Air Dry Clay Overview

If you've read our ‘About’ page, the Beast Boutique started, almost by accident, thanks to air dry clay. (I honestly don’t remember how we decided to try clay.) I want to start this blog where we started, so this post is just going to be a short and sweet run-down of the clays we tried within our first year, and what our initial impressions of them were. (I hope to do more in-depth reviews of each one later.)

DAS Modeling Clay was our first clay, and we chose it for its price. It was our primary medium for a long time. Later on in 2016 we also tried two other self-hardening clays, Activ-Clay and Paper Clay Creative.

DAS is a stiff clay that needs to be thoroughly conditioned before sculpting. As it dries, it forms a kind of skin on the surface, which is a little weird but not bad, per se. The most obvious downer with DAS is the perpetual smell. We got used to it, but it’s not a nice smell.

Reviews we read before purchasing our first bag also said it was prone to cracking, but it’s easy to touch up any small cracks that do form after it’s dry. It’s easy to make additions to your work after parts have already dried, because wet to dry bonding works so well with DAS.

There are a lot of reasons to like this clay, especially if you’re just starting out. It definitely has its drawbacks, but it was a solid starting point for us. You can buy it here if you're interested in trying it out!

Creative Paperclay was our next clay, recommended to us by my aunt. It’s a smooth, buttery clay that’s very lightweight when dry. It rehydrates well, but gets sticky and pasty if it gets too wet. It dries out fast though, so it works out. There is a slight odor to the wet clay, like glue, but it’s not an overwhelming smell.

If dried slowly, cracks aren’t a big issue, except maybe in bigger chunks. Creative bonds to itself very easily and well, and it’s easy to blend out.

It’s not the most durable, but it’s a nice-feeling clay, especially if you have a little extra cash to invest in your material. If you try this clay, we recommend the 16 oz blocks - at the time of writing, it's cheaper by ounce to buy the 16 oz block instead of the 8 oz one.

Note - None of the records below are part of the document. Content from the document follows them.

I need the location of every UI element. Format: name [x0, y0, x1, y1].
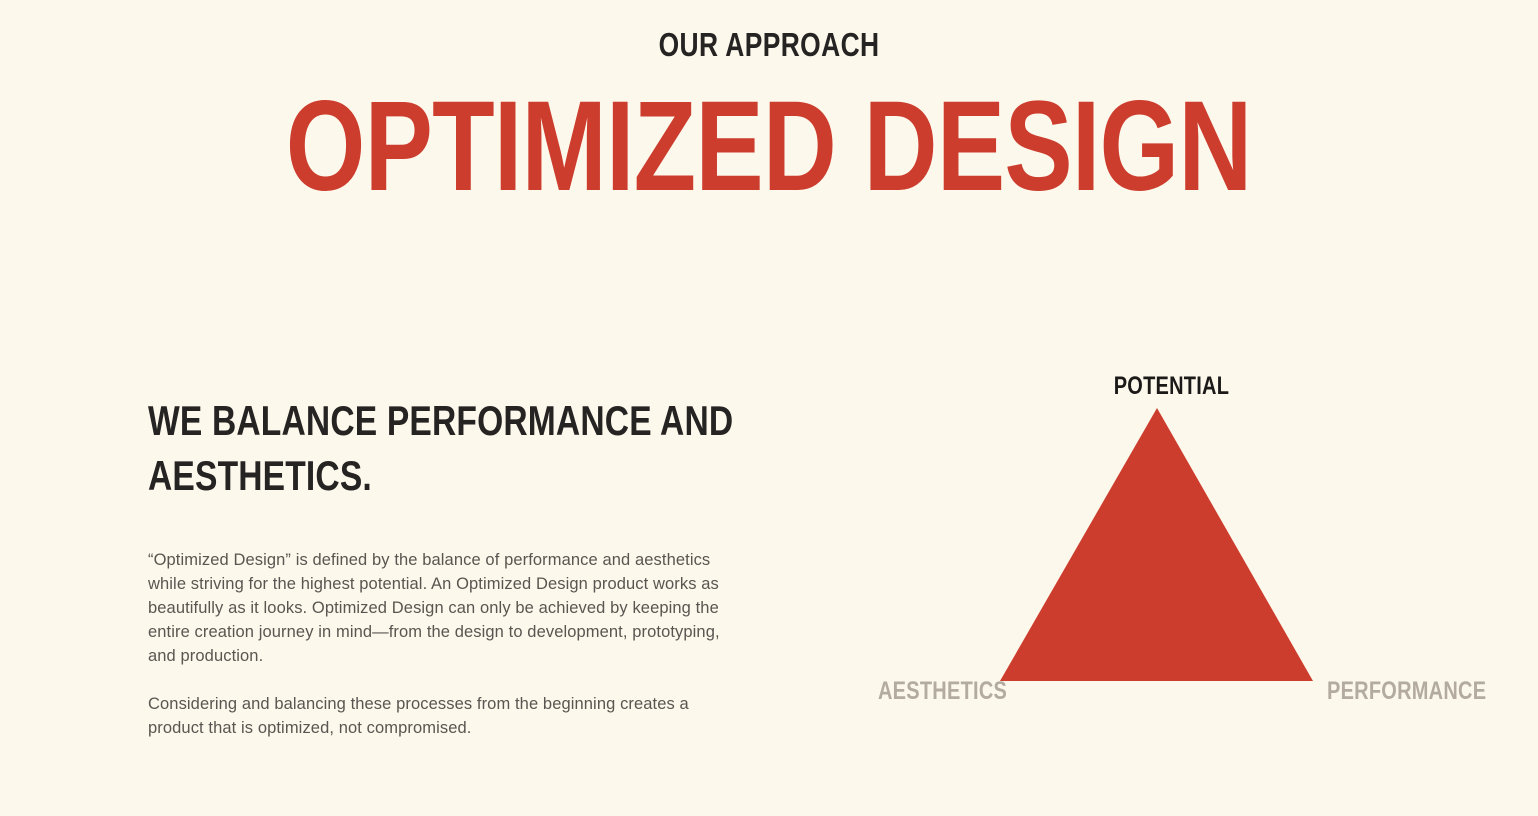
subheading-line-1: WE BALANCE PERFORMANCE AND: [148, 394, 740, 449]
section-subheading: WE BALANCE PERFORMANCE AND AESTHETICS.: [148, 394, 888, 503]
triangle-shape: [840, 355, 1500, 725]
vertex-label-potential: POTENTIAL: [1114, 372, 1230, 401]
content-column: WE BALANCE PERFORMANCE AND AESTHETICS. “…: [148, 394, 728, 740]
vertex-label-aesthetics: AESTHETICS: [878, 677, 1007, 706]
page-title: OPTIMIZED DESIGN: [286, 83, 1252, 211]
eyebrow-label: OUR APPROACH: [659, 26, 880, 64]
vertex-label-performance: PERFORMANCE: [1327, 677, 1486, 706]
title-wrap: OPTIMIZED DESIGN: [0, 83, 1538, 211]
body-paragraph-1: “Optimized Design” is defined by the bal…: [148, 548, 726, 668]
subheading-line-2: AESTHETICS.: [148, 449, 740, 504]
optimized-design-triangle-diagram: POTENTIAL AESTHETICS PERFORMANCE: [840, 355, 1500, 725]
body-paragraph-2: Considering and balancing these processe…: [148, 692, 726, 740]
eyebrow-wrap: OUR APPROACH: [0, 26, 1538, 64]
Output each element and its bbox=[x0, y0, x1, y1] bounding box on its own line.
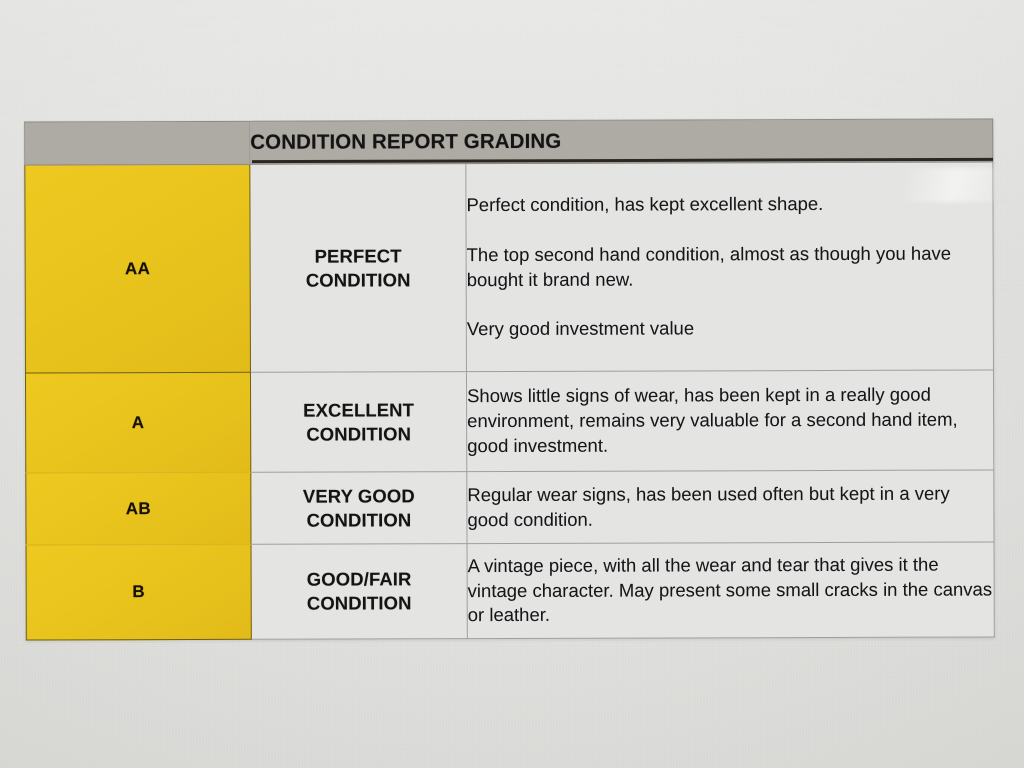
description-paragraph: A vintage piece, with all the wear and t… bbox=[468, 552, 994, 629]
condition-name-line1: VERY GOOD bbox=[303, 485, 415, 506]
description-paragraph: Perfect condition, has kept excellent sh… bbox=[466, 191, 992, 218]
condition-name-cell-a: EXCELLENT CONDITION bbox=[250, 372, 466, 473]
condition-name-line2: CONDITION bbox=[307, 509, 412, 530]
condition-report-grading-table: CONDITION REPORT GRADING AA PERFECT COND… bbox=[24, 118, 995, 640]
description-cell-aa: Perfect condition, has kept excellent sh… bbox=[466, 162, 994, 372]
condition-name-cell-ab: VERY GOOD CONDITION bbox=[251, 472, 467, 545]
grade-cell-b: B bbox=[26, 544, 251, 640]
photographed-document: CONDITION REPORT GRADING AA PERFECT COND… bbox=[0, 0, 1024, 768]
condition-name-line2: CONDITION bbox=[306, 423, 411, 444]
table-row: B GOOD/FAIR CONDITION A vintage piece, w… bbox=[26, 542, 994, 640]
description-paragraph: Very good investment value bbox=[467, 316, 993, 343]
description-paragraph: The top second hand condition, almost as… bbox=[467, 241, 993, 293]
description-paragraph: Regular wear signs, has been used often … bbox=[467, 481, 993, 533]
condition-name-line1: GOOD/FAIR bbox=[307, 569, 412, 590]
description-cell-b: A vintage piece, with all the wear and t… bbox=[467, 542, 994, 639]
condition-name-cell-b: GOOD/FAIR CONDITION bbox=[251, 544, 467, 640]
condition-name-line1: PERFECT bbox=[315, 245, 402, 266]
table-row: AB VERY GOOD CONDITION Regular wear sign… bbox=[26, 470, 994, 545]
grade-cell-a: A bbox=[25, 372, 250, 473]
header-blank-cell bbox=[25, 121, 250, 165]
condition-name-cell-aa: PERFECT CONDITION bbox=[250, 164, 467, 373]
condition-name-line2: CONDITION bbox=[307, 592, 412, 613]
description-cell-ab: Regular wear signs, has been used often … bbox=[467, 470, 994, 544]
condition-name-line2: CONDITION bbox=[306, 269, 411, 290]
grade-cell-ab: AB bbox=[26, 472, 251, 545]
description-cell-a: Shows little signs of wear, has been kep… bbox=[466, 370, 993, 472]
table-row: A EXCELLENT CONDITION Shows little signs… bbox=[25, 370, 993, 473]
description-paragraph: Shows little signs of wear, has been kep… bbox=[467, 383, 993, 460]
grade-cell-aa: AA bbox=[25, 164, 251, 373]
table-row: AA PERFECT CONDITION Perfect condition, … bbox=[25, 162, 994, 373]
condition-name-line1: EXCELLENT bbox=[303, 399, 414, 420]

Activ-clay is the clay we used the least. We were given a small bag as a gift, but didn't buy more because of the price, so it only got used for a few of our sculptures. It has a medium firmness and quite a different texture than the other two, more like ceramic than paper. It needs moderate conditioning before you start working with it, and if it gets a little dry during that, it takes water well. It has a high shrink rate, and it's very fragile in its semi-dry state. When we used it, however, we felt it was pretty strong when dry, and could be sanded to a smooth, luxurious finish.

It's more expensive than the other clays we used, at least on Amazon, but if you try it, let us know what you think! I’d love to buy another bag of it at some point to give it a more in-depth look for a review.

While there are a lot of reasons to like air dry clay, it’s worth mentioning that none of these clays are food-safe, or aquarium-safe. They won’t survive being left in the elements either. Air-dry clay is best (and safest) when used for indoor, decorative pieces.